Other significant deals include a Reciprocal Exchange of Logistics Agreement (RELOS), which will allow militaries of the two nations to access logistics and support facilities at each other’s bases, and the plan to manufacture over six lakh AK-203 rifles at a factory at Amethi in Uttar Pradesh under a Rs 5000 crore joint venture called Indo-Russian Rifles Private Limited. These modern light assault rifles are expected to eventually replace the three-decade old INSAS rifles currently in use by Indian forces. 

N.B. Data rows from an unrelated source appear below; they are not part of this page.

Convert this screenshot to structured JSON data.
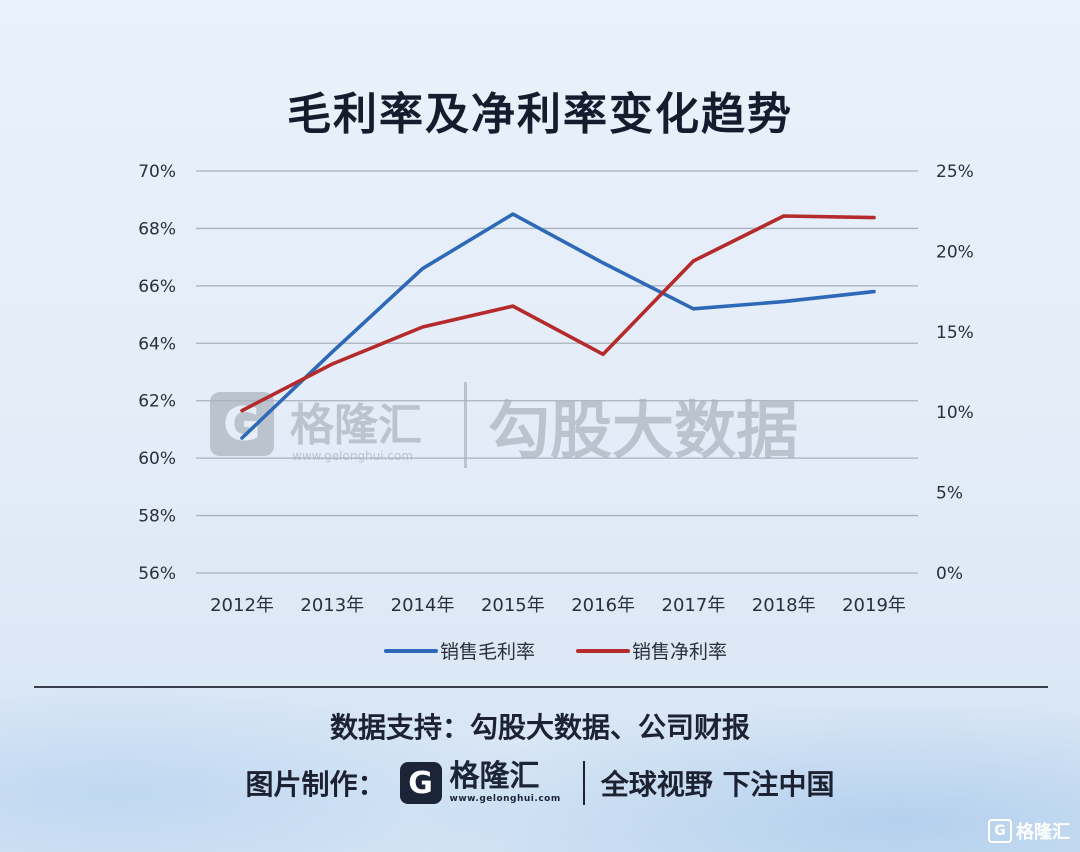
{
  "title": "毛利率及净利率变化趋势",
  "watermark": {
    "brand": "格隆汇",
    "url": "www.gelonghui.com",
    "product": "勾股大数据"
  },
  "footer": {
    "source": "数据支持：勾股大数据、公司财报",
    "made_by_label": "图片制作：",
    "logo_letter": "G",
    "logo_name": "格隆汇",
    "logo_url": "www.gelonghui.com",
    "slogan": "全球视野 下注中国"
  },
  "corner_mark": "格隆汇",
  "chart_data": {
    "type": "line",
    "title": "毛利率及净利率变化趋势",
    "categories": [
      "2012年",
      "2013年",
      "2014年",
      "2015年",
      "2016年",
      "2017年",
      "2018年",
      "2019年"
    ],
    "y_left": {
      "min": 56,
      "max": 70,
      "step": 2,
      "ticks": [
        "56%",
        "58%",
        "60%",
        "62%",
        "64%",
        "66%",
        "68%",
        "70%"
      ]
    },
    "y_right": {
      "min": 0,
      "max": 25,
      "step": 5,
      "ticks": [
        "0%",
        "5%",
        "10%",
        "15%",
        "20%",
        "25%"
      ]
    },
    "grid": true,
    "legend_position": "bottom",
    "series": [
      {
        "name": "销售毛利率",
        "axis": "left",
        "color": "#2e69b8",
        "values": [
          60.7,
          63.7,
          66.6,
          68.5,
          66.8,
          65.2,
          65.45,
          65.8
        ]
      },
      {
        "name": "销售净利率",
        "axis": "right",
        "color": "#b52b2b",
        "values": [
          10.1,
          13.0,
          15.3,
          16.6,
          13.6,
          19.4,
          22.2,
          22.1
        ]
      }
    ]
  }
}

The India-funded Chennai-Vladivostok Eastern Maritime Corridor which is supposed to supplement the North-South Corridor through Iran, but is now literally dead in the water, is also likely to be revived, along with possible Indian investments in the Northern Sea Route, the shortest sea route between the European part of Russia and the Far East through the Arctic. 

But all these grand gestures will be meaningless unless the two leaders boldly recognise and address the two elephants in the room in a free and frank manner, understand each other’s compulsions, and perhaps even agree to disagree over how to deal with the snarling dragon which led to this predicament in the first place, without impacting the bilateral relationship.